Net :: Telnet - puts or prints a string in UTF-8

I am using an API where I have to send client data as Json object via telnet connection (very strange, I know ^^). I am German, so customer information very often contains umlauts or ß.

My procedure:

  • I am generating a hash with all the information about the team.
  • I am converting Hash to Json object.
  • I am converting Json object to string (s .to_s

    ).
  • I am sending a string using the Net :: Telnet.puts command.

My command puts

looks like this: (cmd is a Json object)

host.puts(cmd.to_s.force_encoding('UTF-8'))

      

In the log files I see that the Json object does not contain umlauts, but for example this: ü

instead of ü

.

I have proven that the string (with or without command force_encoding()

) is in UTF-8. So I think the command is puts

not sending strings in UTF-8.

Can I send a command in UTF-8? How can i do this?

Whole methods:

host = Net::Telnet::new(
    'Host' => host_string,
    'Port' => port_integer,
    'Output_log' => 'log/'+Time.now.strftime('%Y-%m-%d')+'.log',
    'Timeout' => false,
    'Telnetmode' => false,
    'Prompt' => /\z/n
)

def send_cmd_container(host, cmd, params=nil)
    cmd = JSON.generate({'*C'=>'se','Q'=>[get_cmd(cmd, params)]})
    host.puts(cmd.to_s.force_encoding('UTF-8'))
    add_request_to_logfile(cmd)
end

def get_cmd(cmd, params=nil)
    if params == nil
        return {'*C'=>'sq','CMD'=>cmd}
    else
        return {'*C'=>'sq','CMD'=>cmd,'PARAMS'=>params}
    end
end

      

Addition:

I also log my requests using this method:

def add_request_to_logfile(request_string)
    directory = 'log/'
    File.open(File.join(directory, Time.now.strftime('%Y-%m-%d')+'.log'), 'a+') do |f|
        f.puts ''
        f.puts '> '+request_string
    end
end

      

In the log file, my requests do not contain UTF-8 umlauts either, but for example this: ü

+3


source to share


1 answer


TL; DR

Install 'Binmode' => true

and use Encoding::BINARY

.

The above should work for you. If you're wondering why, read on.

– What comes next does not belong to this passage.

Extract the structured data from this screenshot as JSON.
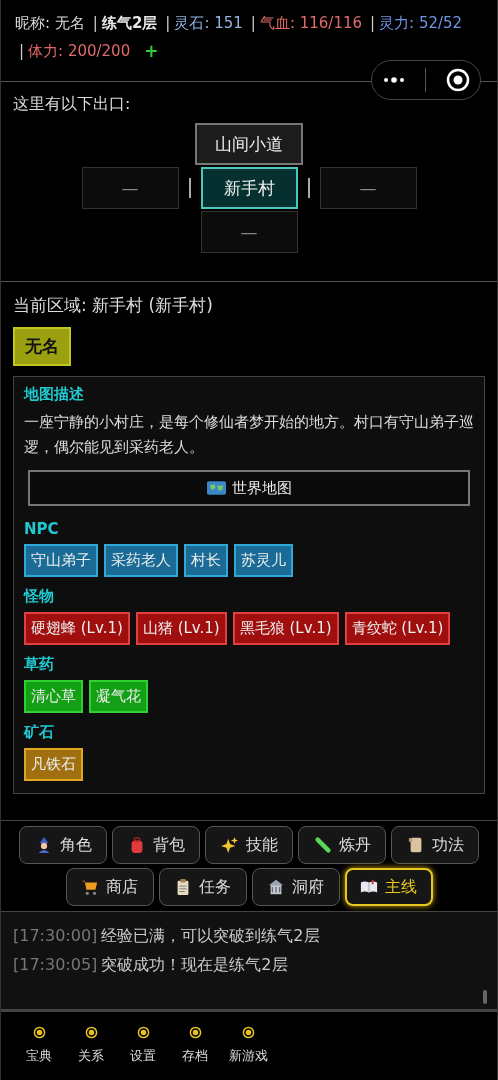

Telnet has no concept of "encoding". Telnet has two modes: in normal mode, you send 7-bit ASCII characters, and in binary mode, you send 8-bit bytes. You can't tell Telnet "it's UTF-8" because Telnet doesn't know what that means. You can say it's "ASCII-7" or "it's a sequence of 8-bit bytes" and what it is.

This might sound like bad news, but it's actually great news because it just so happens that UTF-8 encodes text as sequences of 8-bit bytes. früh

For example, the five bytes: 66 72 c3 bc 68

. This can be easily verified in Ruby:

puts str = "\x66\x72\xC3\xBC\x68"
# => früh
puts str.bytes.size
# => 5

      

In Net :: Telnet, we can enable binary mode by passing a parameter 'Binmode' => true

to Net::Telnet::new

. But one more thing we have to do: Tell Ruby to treat the string as binary data, i.e. A sequence of 8-bit bytes.

You already tried to use String#force_encoding

, but what you may not have understood is that String#force_encoding

it doesn't actually convert a string from one encoding to another. Its purpose is not to change the encoding of the data, but to tell Ruby that it is already encoding the data:

str = "früh"   # => "früh"
p str.encoding # => #<Encoding:UTF-8>
p str[2]       # => "ü"

p str.bytes    # => [ 102, 114, 195, 188, 104 ] # This is the decimal represent-
                                                # ation of the hexadecimal bytes
                                                # we saw before, `66 72 c3 bc 68`

str.force_encoding(Encoding::BINARY) # => "fr\xC3\xBCh"
p str[2]       # => "\xC3"

p str.bytes    # => [ 102, 114, 195, 188, 104 ] # Same bytes!

      

Now I'll give you a little secret: Encoding::BINARY

- it's just an alias for Encoding::ASCII_8BIT

. Since the ASCII-8BIT has multibyte characters, Ruby shows ü

as two separate bytes \xC3\xBC

. These bytes are not printable characters in ASCII-8BIT, so Ruby displays the escape codes \x##

, but the data doesn't change - just how Ruby prints it.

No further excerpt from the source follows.